32/06 Verkehrsteuern;

Norm

GrEStG 1955 §4 Abs1 Z2 lita;

Beachte

Miterledigung (miterledigt bzw zur gemeinsamen Entscheidung verbunden): 92/16/0035

Betreff

Der Verwaltungsgerichtshof hat durch den Vorsitzenden Senatspräsident Dr. Iro und die Hofräte Dr. Närr, Dr. Fellner, Dr. Höfinger und Dr. Kail als Richter, im Beisein des Schriftführers Kommissär Dr. Ladislav, über die Beschwerde der

1.) AH und des 2.) BH beide in G, beide vertreten durch S, Rechtsanwalt in W, gegen die Bescheide der Finanzlandesdirektion für Wien, Niederösterreich und Burgenland vom 16. Jänner 1992, GZ. GA 11-1741/91 (zu 1.) und GA 11-1741/1/91 (zu 2.), betreffend Grunderwerbsteuer, zu Recht erkannt:

Spruch

Die angefochtenen Bescheide werden wegen Rechtswidrigkeit infolge Verletzung von Verfahrensvorschriften aufgehoben.
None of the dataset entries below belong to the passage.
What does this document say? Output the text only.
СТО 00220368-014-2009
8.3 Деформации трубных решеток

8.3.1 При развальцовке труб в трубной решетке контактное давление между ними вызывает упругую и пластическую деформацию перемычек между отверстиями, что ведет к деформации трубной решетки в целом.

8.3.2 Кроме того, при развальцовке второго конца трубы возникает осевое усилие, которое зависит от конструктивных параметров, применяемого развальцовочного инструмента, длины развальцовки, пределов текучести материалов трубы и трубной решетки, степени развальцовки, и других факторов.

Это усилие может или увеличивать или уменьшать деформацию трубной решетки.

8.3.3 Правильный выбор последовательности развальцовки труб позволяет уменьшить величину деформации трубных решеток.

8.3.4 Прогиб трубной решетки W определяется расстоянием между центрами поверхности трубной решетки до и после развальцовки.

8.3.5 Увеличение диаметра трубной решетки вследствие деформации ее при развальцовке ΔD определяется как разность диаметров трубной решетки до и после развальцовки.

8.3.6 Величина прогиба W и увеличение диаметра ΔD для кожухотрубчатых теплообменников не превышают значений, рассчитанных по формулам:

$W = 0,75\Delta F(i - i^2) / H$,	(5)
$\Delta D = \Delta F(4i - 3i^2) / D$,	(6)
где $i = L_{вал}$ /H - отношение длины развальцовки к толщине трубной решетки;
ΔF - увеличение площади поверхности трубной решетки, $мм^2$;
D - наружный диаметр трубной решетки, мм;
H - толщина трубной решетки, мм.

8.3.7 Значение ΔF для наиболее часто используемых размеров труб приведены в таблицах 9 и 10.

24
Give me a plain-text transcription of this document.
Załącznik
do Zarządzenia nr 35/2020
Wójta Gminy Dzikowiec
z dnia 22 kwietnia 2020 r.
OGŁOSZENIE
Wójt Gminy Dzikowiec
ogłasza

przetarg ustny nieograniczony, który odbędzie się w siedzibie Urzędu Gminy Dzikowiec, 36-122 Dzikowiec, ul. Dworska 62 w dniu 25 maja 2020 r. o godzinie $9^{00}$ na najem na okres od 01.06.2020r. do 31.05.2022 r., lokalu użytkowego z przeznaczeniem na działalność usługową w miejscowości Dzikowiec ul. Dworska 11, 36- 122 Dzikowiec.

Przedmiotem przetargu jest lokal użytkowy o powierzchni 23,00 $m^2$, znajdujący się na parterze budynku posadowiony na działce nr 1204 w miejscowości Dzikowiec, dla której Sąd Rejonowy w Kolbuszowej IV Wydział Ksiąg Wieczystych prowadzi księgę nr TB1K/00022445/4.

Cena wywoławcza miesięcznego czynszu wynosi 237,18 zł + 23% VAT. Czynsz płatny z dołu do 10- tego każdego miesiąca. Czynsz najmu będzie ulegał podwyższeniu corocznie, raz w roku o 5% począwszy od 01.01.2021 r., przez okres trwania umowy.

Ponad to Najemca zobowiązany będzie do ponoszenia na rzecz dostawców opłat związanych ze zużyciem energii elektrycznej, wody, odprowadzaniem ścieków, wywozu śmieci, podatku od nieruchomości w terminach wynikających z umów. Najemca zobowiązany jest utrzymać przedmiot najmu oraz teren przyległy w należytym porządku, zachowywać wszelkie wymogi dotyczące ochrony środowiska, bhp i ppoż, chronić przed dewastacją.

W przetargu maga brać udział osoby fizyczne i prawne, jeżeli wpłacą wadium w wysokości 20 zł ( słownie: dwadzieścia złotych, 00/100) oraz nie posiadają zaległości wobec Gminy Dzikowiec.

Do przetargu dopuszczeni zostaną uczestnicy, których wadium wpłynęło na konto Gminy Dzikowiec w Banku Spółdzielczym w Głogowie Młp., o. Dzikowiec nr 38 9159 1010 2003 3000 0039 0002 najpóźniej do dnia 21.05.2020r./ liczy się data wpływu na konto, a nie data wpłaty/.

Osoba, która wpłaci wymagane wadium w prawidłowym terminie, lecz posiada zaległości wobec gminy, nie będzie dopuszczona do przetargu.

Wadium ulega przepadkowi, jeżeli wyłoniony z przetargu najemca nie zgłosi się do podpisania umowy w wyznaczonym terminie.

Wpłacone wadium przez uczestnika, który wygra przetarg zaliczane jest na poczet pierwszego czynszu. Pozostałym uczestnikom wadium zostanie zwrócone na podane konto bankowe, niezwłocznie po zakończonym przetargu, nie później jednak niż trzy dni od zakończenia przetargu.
Der Bund hat den Beschwerdeführern Aufwendungen in der Höhe von je S 11.540,-- binnen zwei Wochen bei sonstiger Exekution zu ersetzen.

Das Kostenmehrbegehren wird abgewiesen.

Begründung

Mit den im Spruch des Erkenntnisses näher bezeichneten Berufungsentscheidungen gab die Finanzlandesdirektion für Wien, Niederösterreich und Burgenland (belangte Behörde) den Berufungen der Beschwerdeführer jeweils gegen den sie betreffenden Bescheid des Finanzamtes für Gebühren und Verkehrsteuern in Wien, mit denen gegenüber den Beschwerdeführern für einen Erwerbsvorgang Grunderwerbsteuer festgesetzt worden war, keine Folge. Die belangte Behörde vertrat die Ansicht, daß das von den Beschwerdeführern auf dem mit Kaufvertrag vom 24. November 1986 erworbenen Grundstück errichtete Wohnhaus eine Nutzfläche von über 130 m2 aufweise und daher keine Arbeiterwohnstätte im Sinne des § 4 Abs. 1 Z. 2 lit. a GrEStG 1955 sei. In der im wesentlichen gleichlautenden Begründung der angefochtenen Bescheide hat die belangte Behörde die Nutzfläche für das Dach- und Erdgeschoß mit 127,76 m2, das Kellergeschoß (Salon) mit 39,85 m2 errechnet und ist (durch irrtümliche zweimalige Heranziehung der 41,15 m2 betragenden Nutzfläche des Dachgeschosses) zu einer Gesamtwohnnutzfläche ohne Kellergeschoß von 168,91 m2 gekommen. Mit der Planung eines Wohnhauses von insgesamt mehr als 130 m2, die bereits überschritten seien, selbst wenn der im Kellergeschoß befindliche "Salon" nicht zu Wohnzwecken benützt werde, sei - so die belangte Behörde in ihren Entscheidungen - der begünstigte Zweck aufgegeben worden.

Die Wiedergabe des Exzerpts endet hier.